Orhan Kertin, the managing director of the school in a signed statement had written: “But for the fact that the statement contained misleading information, we would not have dignified it with a response.
“But as law-abiding schools operating in Nigeria since 1998, we owe Nigerians a duty to expose the ulterior motives of the Turkish Ambassador in the said statement.”
Cakil had during a visit by Shehu Sani, the vice chairman, Senate committee on Foreign Affairs, on Thursday, July 28, stated that the schools have links with a movement his government believed was involved in the failed coup attempt in Turkey.
“We are requesting the Nigerian Government to close down the schools.
“In Nigeria, there are 17 schools, which belong to the Gulen Movement, one in Kano, one in Kaduna, one in Abuja, Lagos etc and they are offering scholarships.
“We are starting some legal procedures to take the name of Turkish out of the name of the schools. They are not the schools of the Turkish Government.
“They are misleading the public and allocating scholarships to the children of the high bureaucracy and after they graduate from school, they send the children to Turkey to attend their universities,” the Turkish ambassador was quoted to have said.
The Nigerian Turkish colleges has however, insisted that the schools were created to provide a conducive environment for teaching and learning in order to produce youths who become productive members of the Nigerian society.
Kertim said: “The NTIC is not a Turkish government run institution, but a privately funded institution by a group of Turkish investors.
“As a responsible organisation operating in Nigeria since 1998, we are conversant with the laws of the land and we have to the best of our ability abided by these stipulations.

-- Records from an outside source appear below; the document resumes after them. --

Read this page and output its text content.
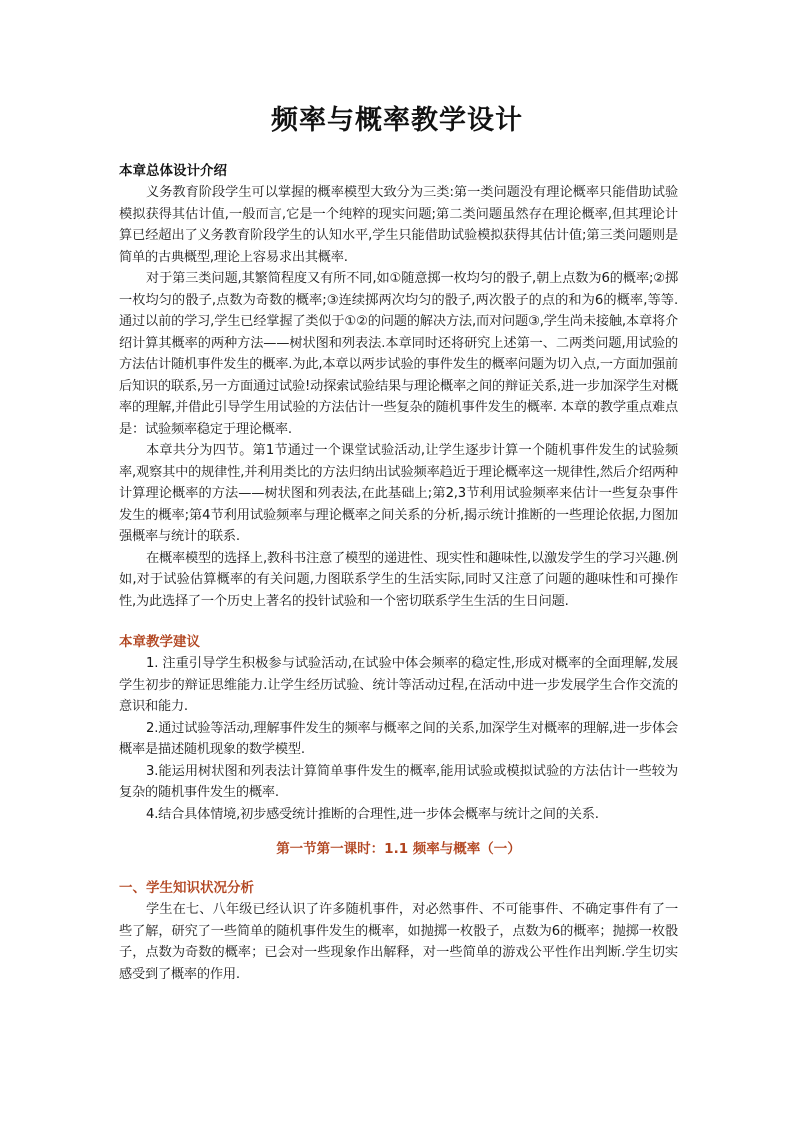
频率与概率教学设计

本章总体设计介绍

义务教育阶段学生可以掌握的概率模型大致分为三类:第一类问题没有理论概率只能借助试验模拟获得其估计值,一般而言,它是一个纯粹的现实问题;第二类问题虽然存在理论概率,但其理论计算已经超出了义务教育阶段学生的认知水平,学生只能借助试验模拟获得其估计值;第三类问题则是简单的古典概型,理论上容易求出其概率.

对于第三类问题,其繁简程度又有所不同,如①随意掷一枚均匀的骰子,朝上点数为6的概率;②掷一枚均匀的骰子,点数为奇数的概率;③连续掷两次均匀的骰子,两次骰子的点的和为6的概率,等等.通过以前的学习,学生已经掌握了类似于①②的问题的解决方法,而对问题③,学生尚未接触,本章将介绍计算其概率的两种方法——树状图和列表法.本章同时还将研究上述第一、二两类问题,用试验的方法估计随机事件发生的概率.为此,本章以两步试验的事件发生的概率问题为切入点,一方面加强前后知识的联系,另一方面通过试验!动探索试验结果与理论概率之间的辩证关系,进一步加深学生对概率的理解,并借此引导学生用试验的方法估计一些复杂的随机事件发生的概率. 本章的教学重点难点是：试验频率稳定于理论概率.

本章共分为四节。第1节通过一个课堂试验活动,让学生逐步计算一个随机事件发生的试验频率,观察其中的规律性,并利用类比的方法归纳出试验频率趋近于理论概率这一规律性,然后介绍两种计算理论概率的方法——树状图和列表法,在此基础上;第2,3节利用试验频率来估计一些复杂事件发生的概率;第4节利用试验频率与理论概率之间关系的分析,揭示统计推断的一些理论依据,力图加强概率与统计的联系.

在概率模型的选择上,教科书注意了模型的递进性、现实性和趣味性,以激发学生的学习兴趣.例如,对于试验估算概率的有关问题,力图联系学生的生活实际,同时又注意了问题的趣味性和可操作性,为此选择了一个历史上著名的投针试验和一个密切联系学生生活的生日问题.

本章教学建议

1. 注重引导学生积极参与试验活动,在试验中体会频率的稳定性,形成对概率的全面理解,发展学生初步的辩证思维能力.让学生经历试验、统计等活动过程,在活动中进一步发展学生合作交流的意识和能力.

2.通过试验等活动,理解事件发生的频率与概率之间的关系,加深学生对概率的理解,进一步体会概率是描述随机现象的数学模型.

3.能运用树状图和列表法计算简单事件发生的概率,能用试验或模拟试验的方法估计一些较为复杂的随机事件发生的概率.

4.结合具体情境,初步感受统计推断的合理性,进一步体会概率与统计之间的关系.

第一节第一课时：1.1 频率与概率（一）

一、学生知识状况分析

学生在七、八年级已经认识了许多随机事件，对必然事件、不可能事件、不确定事件有了一些了解，研究了一些简单的随机事件发生的概率，如抛掷一枚骰子，点数为6的概率；抛掷一枚骰子，点数为奇数的概率；已会对一些现象作出解释，对一些简单的游戏公平性作出判断.学生切实感受到了概率的作用.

“Nigeria is a sovereign country and the call by the Turkish Ambassador is not only an affront to the sovereignty of the Nigerian nation but a display of the crass ignorance.”
This comes as the United Bank of Africa (UBA) also clarified reports linking it to the funding of the failed coup plotted in Turkey.
In a press statement made released by the bank on Tuesday evening, it countered the claims by a Turkey-based newspaper, Yenisafak, that some of those arrested in connection with the July 15, 2016 failed coup plot implicated UBA as its sponsors.
According to the earlier report, the suspects said a United States Army General, John F. Campbell, championed the funding of the failed coup.
It was added that the funds used was in the region of $2 billion and was moved from the United States into UBA Plc and where the coup plotters allegedly withdrew the monies from.